You Won’t Believe How These 10 American Ghost Towns Once Were

Larry Holzwarth - February 9, 2018

You Won’t Believe How These 10 American Ghost Towns Once Were
An abandoned coal conveyor at Kay Moor. Library of Congress

Kay Moor, West Virginia

Kay Moor and its suburb New Camp was a coal town which was built beginning in 1901 by the Low Moor Iron Company. Kay Moor was a company town, in which the properties were owned by the mine company. In 1925 the mine and the town were sold to the New River and Pocahontas Consolidated Coal Company. By that time the town consisted of about 135 houses, and very little else. There were two schools, which were segregated, a pool hall, and a baseball field. There were no banks. The only stores were company stores, in which scrip was used for purchases.

There were no saloons, no churches, and there was no town hall as there was no town government. The town was administered by the coal companies which owned it. It was separated as Kay Moor Bottom and New Camp, which was the last portion built, and the remnants of New Camp, as well as the mines, are all that exists today.
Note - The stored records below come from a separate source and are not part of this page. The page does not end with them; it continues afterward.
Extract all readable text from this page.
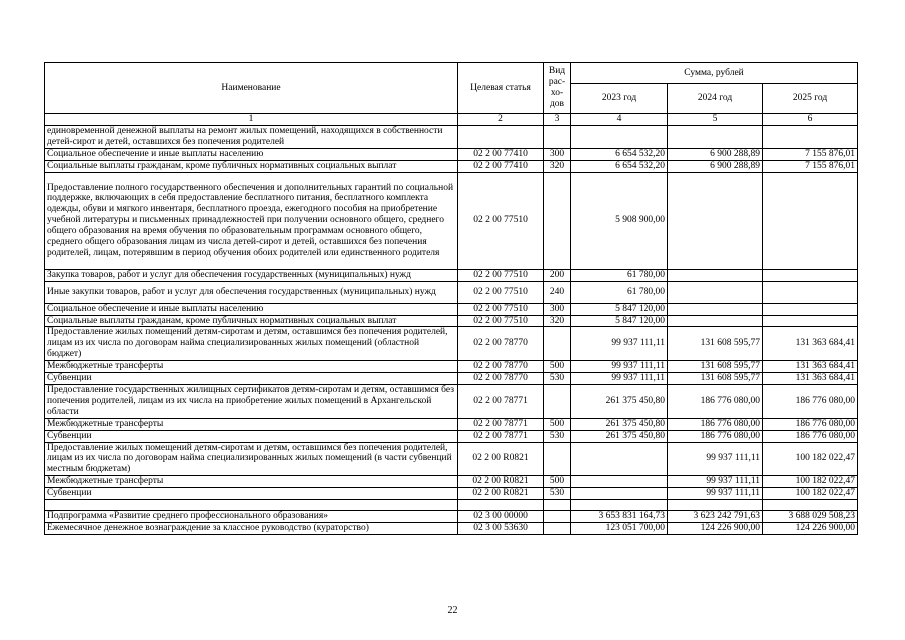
Наименование	Целевая статья	Вид рас- хо- дов	Сумма, рублей		
			2023 год	2024 год	2025 год
1	2	3	4	5	6
единовременной денежной выплаты на ремонт жилых помещений, находящихся в собственности детей-сирот и детей, оставшихся без попечения родителей					
Социальное обеспечение и иные выплаты населению	02 2 00 77410	300	6 654 532,20	6 900 288,89	7 155 876,01
Социальные выплаты гражданам, кроме публичных нормативных социальных выплат	02 2 00 77410	320	6 654 532,20	6 900 288,89	7 155 876,01
Предоставление полного государственного обеспечения и дополнительных гарантий по социальной поддержке, включающих в себя предоставление бесплатного питания, бесплатного комплекта одежды, обуви и мягкого инвентаря, бесплатного проезда, ежегодного пособия на приобретение учебной литературы и письменных принадлежностей при получении основного общего, среднего общего образования на время обучения по образовательным программам основного общего, среднего общего образования лицам из числа детей-сирот и детей, оставшихся без попечения родителей, лицам, потерявшим в период обучения обоих родителей или единственного родителя	02 2 00 77510		5 908 900,00		
Закупка товаров, работ и услуг для обеспечения государственных (муниципальных) нужд	02 2 00 77510	200	61 780,00		
Иные закупки товаров, работ и услуг для обеспечения государственных (муниципальных) нужд	02 2 00 77510	240	61 780,00		
Социальное обеспечение и иные выплаты населению	02 2 00 77510	300	5 847 120,00		
Социальные выплаты гражданам, кроме публичных нормативных социальных выплат	02 2 00 77510	320	5 847 120,00		
Предоставление жилых помещений детям-сиротам и детям, оставшимся без попечения родителей, лицам из их числа по договорам найма специализированных жилых помещений (областной бюджет)	02 2 00 78770		99 937 111,11	131 608 595,77	131 363 684,41
Межбюджетные трансферты	02 2 00 78770	500	99 937 111,11	131 608 595,77	131 363 684,41
Субвенции	02 2 00 78770	530	99 937 111,11	131 608 595,77	131 363 684,41
Предоставление государственных жилищных сертификатов детям-сиротам и детям, оставшимся без попечения родителей, лицам из их числа на приобретение жилых помещений в Архангельской области	02 2 00 78771		261 375 450,80	186 776 080,00	186 776 080,00
Межбюджетные трансферты	02 2 00 78771	500	261 375 450,80	186 776 080,00	186 776 080,00
Субвенции	02 2 00 78771	530	261 375 450,80	186 776 080,00	186 776 080,00
Предоставление жилых помещений детям-сиротам и детям, оставшимся без попечения родителей, лицам из их числа по договорам найма специализированных жилых помещений (в части субвенций местным бюджетам)	02 2 00 R0821			99 937 111,11	100 182 022,47
Межбюджетные трансферты	02 2 00 R0821	500		99 937 111,11	100 182 022,47
Субвенции	02 2 00 R0821	530		99 937 111,11	100 182 022,47

Подпрограмма «Развитие среднего профессионального образования»	02 3 00 00000		3 653 831 164,73	3 623 242 791,63	3 688 029 508,23
Ежемесячное денежное вознаграждение за классное руководство (кураторство)	02 3 00 53630		123 051 700,00	124 226 900,00	124 226 900,00
22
Residents of the town were connected to the mine via inclines, a single track incline moved workers while a double tracked incline moved coal. The only other access to the town site was the mainline of the Chesapeake and Ohio Railroad. The inclines were shut down in 1962, when the mines were closed and the town abandoned. Most of the residences in Kay Moor Bottom were abandoned in 1952, after mining operations were reduced, and most of the empty houses were destroyed by a fire in 1960. The mines and the remains of New Camp are visible today.

The site has been entirely abandoned and its location in the New River Gorge National River has led to its becoming heavily overgrown with vegetation. The metal structures of the mines are heavily corroded and have been the targets of vandals and souvenir hunters over the years. There remains a great deal of abandoned machinery which was used for mining in the first half of the twentieth century and the relationship of the mines and the company towns which supported each other is readily evident for those hardy enough to visit the site.

The abandoned mine and company town are located in Fayette County West Virginia, not far from Fayetteville. There are maintained hiking trails to access the mines at top and bottom with the trailheads accessible from county roads. The site is listed in the National Register of Historic Places but is not maintained other than for safety of the trails.